Boltzmann Distribution with two gasses

1. Jan 9, 2012

edpell

What is the Boltzmann distribution look like if we have a mix of two gasses with very different molecular weights? Say hydrogen at 2 amu and xenon at 132 amu. Do they have equal average momentum and hence the hydrogen has an average velocity 66 times the velocity of the xenon and an energy .5*m*v^2 that is 66 times higher than the xenon? Or do they have equal average energy? But shouldn't they both have just .5*kT of energy per degree of freedom?

2. Jan 9, 2012

klimatos

Since the two gases are mixed, at equilibrium they will have the same temperature and hence the same mean kinetic energy of translation. They will not have the same momentum. Molecular momentum is a function of the molecular velocity, but energy of translation is a function of the means of the squares of the velocities. The Maxwell distribution curves of their respective kinetic energies of translation will be different as well. The curve for hydrogen will be lower and broader. The mean total KE per molecule will be 3/2 kT for each gas.
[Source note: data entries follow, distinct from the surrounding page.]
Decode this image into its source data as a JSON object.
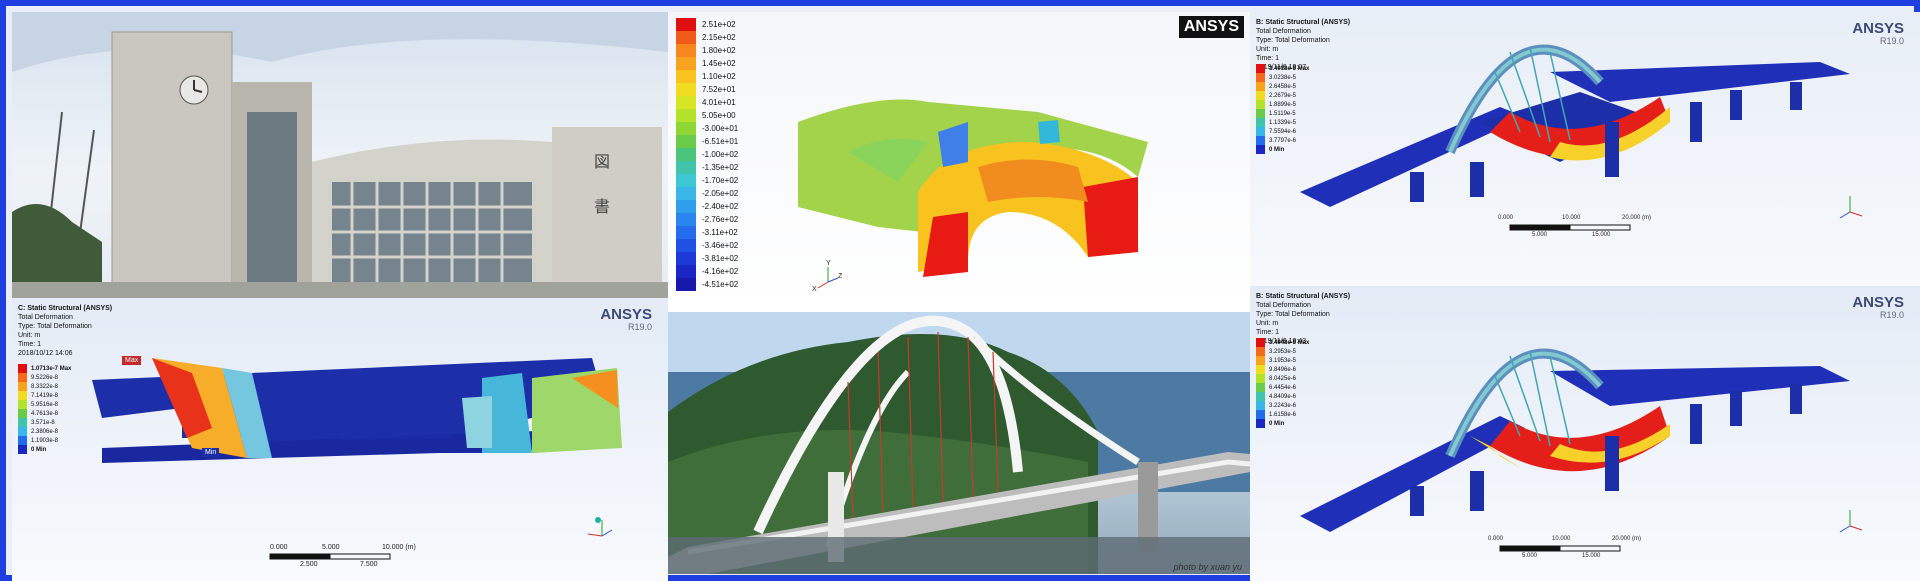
{
  "colors": {
    "frame": "#1f3ee0",
    "max_red": "#e31a1c",
    "min_blue": "#1c2fa8"
  },
  "contour_panel": {
    "logo": "ANSYS",
    "legend": [
      {
        "label": "2.51e+02",
        "color": "#e01010"
      },
      {
        "label": "2.15e+02",
        "color": "#f25a1a"
      },
      {
        "label": "1.80e+02",
        "color": "#f7861e"
      },
      {
        "label": "1.45e+02",
        "color": "#f8a21e"
      },
      {
        "label": "1.10e+02",
        "color": "#f9c21f"
      },
      {
        "label": "7.52e+01",
        "color": "#f2dc22"
      },
      {
        "label": "4.01e+01",
        "color": "#d7e624"
      },
      {
        "label": "5.05e+00",
        "color": "#b4e12a"
      },
      {
        "label": "-3.00e+01",
        "color": "#8fd834"
      },
      {
        "label": "-6.51e+01",
        "color": "#6acb4a"
      },
      {
        "label": "-1.00e+02",
        "color": "#4bc57c"
      },
      {
        "label": "-1.35e+02",
        "color": "#40c4ac"
      },
      {
        "label": "-1.70e+02",
        "color": "#3ec6d4"
      },
      {
        "label": "-2.05e+02",
        "color": "#39b7e8"
      },
      {
        "label": "-2.40e+02",
        "color": "#2f9fec"
      },
      {
        "label": "-2.76e+02",
        "color": "#2886ee"
      },
      {
        "label": "-3.11e+02",
        "color": "#236ceb"
      },
      {
        "label": "-3.46e+02",
        "color": "#1f52e4"
      },
      {
        "label": "-3.81e+02",
        "color": "#1c3bd6"
      },
      {
        "label": "-4.16e+02",
        "color": "#1a27c2"
      },
      {
        "label": "-4.51e+02",
        "color": "#1818ad"
      }
    ],
    "axes": {
      "y": "Y",
      "z": "Z",
      "x": "X"
    }
  },
  "ansys_bl": {
    "logo": "ANSYS",
    "version": "R19.0",
    "info": [
      "C: Static Structural (ANSYS)",
      "Total Deformation",
      "Type: Total Deformation",
      "Unit: m",
      "Time: 1",
      "2018/10/12 14:06"
    ],
    "legend": [
      "1.0713e-7 Max",
      "9.5226e-8",
      "8.3322e-8",
      "7.1419e-8",
      "5.9516e-8",
      "4.7613e-8",
      "3.571e-8",
      "2.3806e-8",
      "1.1903e-8",
      "0 Min"
    ],
    "max_label": "Max",
    "min_label": "Min",
    "scale_top": [
      "0.000",
      "5.000",
      "10.000 (m)"
    ],
    "scale_bottom": [
      "2.500",
      "7.500"
    ]
  },
  "ansys_tr": {
    "logo": "ANSYS",
    "version": "R19.0",
    "info": [
      "B: Static Structural (ANSYS)",
      "Total Deformation",
      "Type: Total Deformation",
      "Unit: m",
      "Time: 1",
      "2019/11/6 19:07"
    ],
    "legend": [
      "3.4018e-5 Max",
      "3.0238e-5",
      "2.6458e-5",
      "2.2679e-5",
      "1.8899e-5",
      "1.5119e-5",
      "1.1339e-5",
      "7.5594e-6",
      "3.7797e-6",
      "0 Min"
    ],
    "scale_top": [
      "0.000",
      "10.000",
      "20.000 (m)"
    ],
    "scale_bottom": [
      "5.000",
      "15.000"
    ]
  },
  "ansys_br": {
    "logo": "ANSYS",
    "version": "R19.0",
    "info": [
      "B: Static Structural (ANSYS)",
      "Total Deformation",
      "Type: Total Deformation",
      "Unit: m",
      "Time: 1",
      "2019/11/6 19:43"
    ],
    "legend": [
      "3.4948e-5 Max",
      "3.2953e-5",
      "3.1953e-5",
      "9.8496e-6",
      "8.0425e-6",
      "6.4454e-6",
      "4.8409e-6",
      "3.2243e-6",
      "1.6158e-6",
      "0 Min"
    ],
    "scale_top": [
      "0.000",
      "10.000",
      "20.000 (m)"
    ],
    "scale_bottom": [
      "5.000",
      "15.000"
    ]
  },
  "bridge_photo": {
    "credit": "photo by xuan yu"
  }
}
In short, the KE means will be the same, the distributions will be different.

3. Jan 9, 2012

Curl

The Boltzmann distribution describes a statistic (mean speed) in the microcanonical ensemble. As such, particles of different kinds are non-interacting so in a mixture of two gasses, each species can be treated independently.

If you want a combined statistic for the entire gas, just add up the 2 statistics in the end using the appropriate mathematics.

4. Jan 10, 2012

Rap

If you really mean momentum, and not absolute value of momentum, then they will have the same average momentum per particle, which will be zero. Since the absolute value of momentum is not a conserved quantity, the gases will not have the same average absolute value of momentum. Energy is conserved, so they will have the same average energy per particle.